Another moving piece lands this week. TIM savings shareholders can opt for voluntary conversion into ordinary shares from May 6 to May 19, with a mandatory conversion set for May 21 and delisting of savings shares from Borsa Italiana on the same date, a step that simplifies TIM’s capital structure while the offer process moves on.
The competitive backdrop is tight. Agcom data for September 2025 showed TIM with 33.0% of fixed broadband and ultrabroadband lines, ahead of Fastweb-Vodafone at 29.8% and Wind Tre at 14.6%; in mobile, Fastweb-Vodafone led total SIMs with 29.9%, followed by TIM at 25.9%, Wind Tre at 24.1% and Iliad at 11.2%.
TIM is also pursuing cost and network deals outside the Poste process.

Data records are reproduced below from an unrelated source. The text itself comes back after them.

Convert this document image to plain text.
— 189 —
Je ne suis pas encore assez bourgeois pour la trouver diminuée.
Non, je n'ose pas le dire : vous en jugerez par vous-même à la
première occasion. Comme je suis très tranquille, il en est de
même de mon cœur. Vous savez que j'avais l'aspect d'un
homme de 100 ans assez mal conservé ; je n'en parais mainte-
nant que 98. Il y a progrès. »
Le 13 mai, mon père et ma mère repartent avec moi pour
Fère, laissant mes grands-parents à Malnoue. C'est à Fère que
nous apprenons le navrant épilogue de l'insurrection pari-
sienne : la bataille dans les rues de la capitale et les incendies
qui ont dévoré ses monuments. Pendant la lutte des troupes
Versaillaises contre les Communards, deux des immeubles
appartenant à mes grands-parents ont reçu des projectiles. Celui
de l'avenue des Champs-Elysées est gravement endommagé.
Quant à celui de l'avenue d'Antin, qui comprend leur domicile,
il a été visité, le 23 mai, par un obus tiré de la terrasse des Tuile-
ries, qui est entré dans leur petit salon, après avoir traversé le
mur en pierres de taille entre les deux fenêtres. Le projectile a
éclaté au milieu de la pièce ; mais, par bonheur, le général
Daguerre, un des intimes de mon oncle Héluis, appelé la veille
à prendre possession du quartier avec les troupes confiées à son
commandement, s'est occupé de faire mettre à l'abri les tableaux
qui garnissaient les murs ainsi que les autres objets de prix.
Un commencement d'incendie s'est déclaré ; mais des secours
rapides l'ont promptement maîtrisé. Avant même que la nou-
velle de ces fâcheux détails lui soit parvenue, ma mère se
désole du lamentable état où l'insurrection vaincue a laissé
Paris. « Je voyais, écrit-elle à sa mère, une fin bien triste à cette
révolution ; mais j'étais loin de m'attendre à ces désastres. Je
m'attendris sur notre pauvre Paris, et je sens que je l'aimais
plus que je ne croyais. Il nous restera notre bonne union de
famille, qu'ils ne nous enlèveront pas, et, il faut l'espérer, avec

In March, TIM and Fastweb-Vodafone signed a non-binding agreement to develop and manage up to 6,000 new mobile towers in Italy, a plan meant to speed 5G rollout and subject to regulatory approvals.
The first-quarter numbers will not settle the takeover. They may set the tone. Steady revenue, controlled capex and debt close to consensus would help Poste argue that the bid rests on an industrial base; a weaker EBITDA line or a larger debt build would give holdouts a cleaner argument to press for more.